43 Her income to support herself is $884.25 per fortnight and her expenses amount to $615 per fortnight. Her relationship with the deceased appears to be nothing more than a friend. She knew the deceased for some five years and used to visit from time to time. Apparently they had an interest in tarot cards and they had an ordinary friendship.
44 The other person is Dennis Vannatter. He is single and lives on a pension of $464 per fortnight in a Housing Commission flat for which he pays $113.80 per fortnight. He has never worked in his life because of his disability and it is obviously clear he will never work in the future.
45 Importantly, so far as his relationship with the deceased is concerned, he was a paid carer from 1995. He received a carer's pension and, although he says he offered to pay the rent, the fact of the matter is he did not pay any rent for his occupation of the deceased's home. It is to be borne in mind the period he was there was some fourteen years.
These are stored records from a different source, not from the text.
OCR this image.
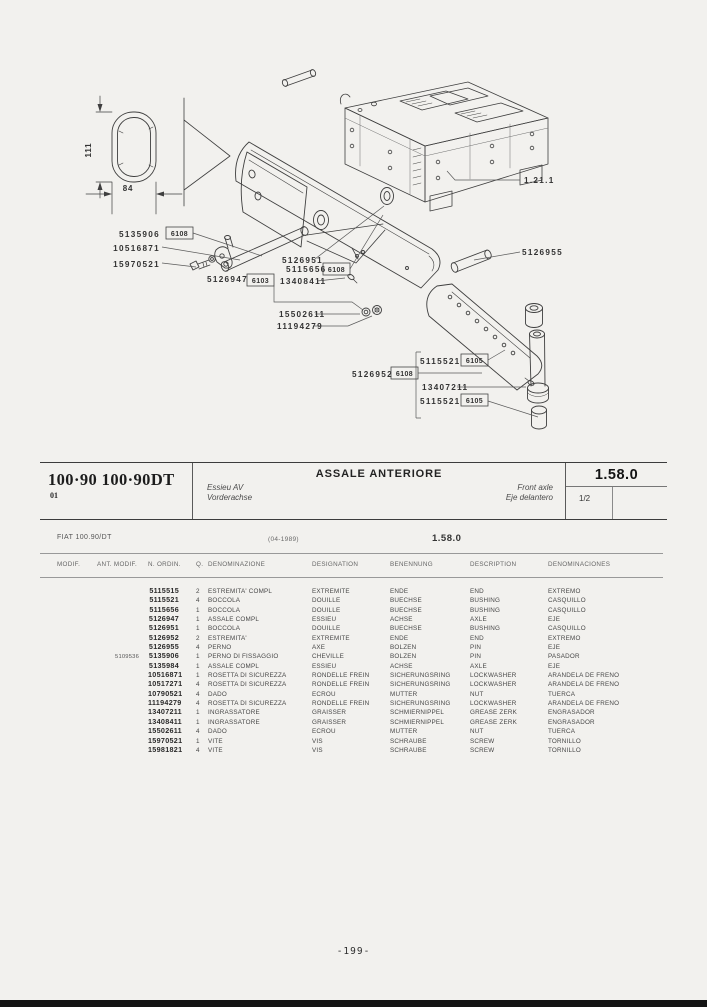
111
84
5135906 6108
10516871
15970521
5126947 6103
5126951
5115656 6108
13408411
15502611
11194279
5126955
1.21.1
5115521 6105
5126952 6108
13407211
5115521 6105
100·90 100·90DT
01
ASSALE ANTERIORE
Essieu AV
Vorderachse
Front axle
Eje delantero
1.58.0
1/2
FIAT 100.90/DT	(04-1989)	1.58.0
MODIF.	ANT. MODIF.	N. ORDIN.	Q. DENOMINAZIONE	DESIGNATION	BENENNUNG	DESCRIPTION	DENOMINACIONES
5115515	2	ESTREMITA' COMPL	EXTREMITE	ENDE	END	EXTREMO
5115521	4	BOCCOLA	DOUILLE	BUECHSE	BUSHING	CASQUILLO
5115656	1	BOCCOLA	DOUILLE	BUECHSE	BUSHING	CASQUILLO
5126947	1	ASSALE COMPL	ESSIEU	ACHSE	AXLE	EJE
5126951	1	BOCCOLA	DOUILLE	BUECHSE	BUSHING	CASQUILLO
5126952	2	ESTREMITA'	EXTREMITE	ENDE	END	EXTREMO
5126955	4	PERNO	AXE	BOLZEN	PIN	EJE
5109536	5135906	1	PERNO DI FISSAGGIO	CHEVILLE	BOLZEN	PIN	PASADOR
5135984	1	ASSALE COMPL	ESSIEU	ACHSE	AXLE	EJE
10516871	1	ROSETTA DI SICUREZZA	RONDELLE FREIN	SICHERUNGSRING	LOCKWASHER	ARANDELA DE FRENO
10517271	4	ROSETTA DI SICUREZZA	RONDELLE FREIN	SICHERUNGSRING	LOCKWASHER	ARANDELA DE FRENO
10790521	4	DADO	ECROU	MUTTER	NUT	TUERCA
11194279	4	ROSETTA DI SICUREZZA	RONDELLE FREIN	SICHERUNGSRING	LOCKWASHER	ARANDELA DE FRENO
13407211	1	INGRASSATORE	GRAISSER	SCHMIERNIPPEL	GREASE ZERK	ENGRASADOR
13408411	1	INGRASSATORE	GRAISSER	SCHMIERNIPPEL	GREASE ZERK	ENGRASADOR
15502611	4	DADO	ECROU	MUTTER	NUT	TUERCA
15970521	1	VITE	VIS	SCHRAUBE	SCREW	TORNILLO
15981821	4	VITE	VIS	SCHRAUBE	SCREW	TORNILLO
-199-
46 It seems to me in this matter the three plaintiffs have been excluded for reasons given by the testator which I do not accept existed. The problem may simply have been the ageing of the testator, the worries and concerns she had or they may have come from some other source. Whatever it is, I do not accept them.
47 All of these children have been left without adequate provision. They, in their applications, do not wish to disturb the gift of $15,000 to each of their siblings. This would leave a residue before considering costs of about $120,000 for paying for the legacies without disturbing the legacies which are to go to the two friends of the deceased.
48 In my view, I think the minimum amount which the three plaintiffs should have is an equal share in the $120,000. It seems to me that because of probably the misguided views that the deceased had there is really no reason why the two legatees, Dennis Vannatter and Veronica Teng, should receive such large legacies. Dennis Vannatter was a paid carer, as I observed, and had a substantial period of rent-free accommodation.
49 In the circumstances, the orders I make are as follows:
1. I order each of the plaintiffs receives a legacy of $40,000.
2. I order that the plaintiffs' costs on a party/party basis and the defendant's on an indemnity basis be paid or retained out of the estate of the deceased.
3. I order the burden of the costs be charged rateably on the legacies given to Dennis Vannatter and Veronica Teng.
4. Interest is to run on the legacies at the rate provided under the Wills (Administration of Probate) Act 1898 after a period of one month from today's date on and from that date.
50 Before concluding this judgment it has been brought to my attention that Dennis Vannatter did in fact have some periods of employment in a chemical factory in Sydney and elsewhere. I take that into account and it does not affect the result of the case. I order the exhibits to be returned.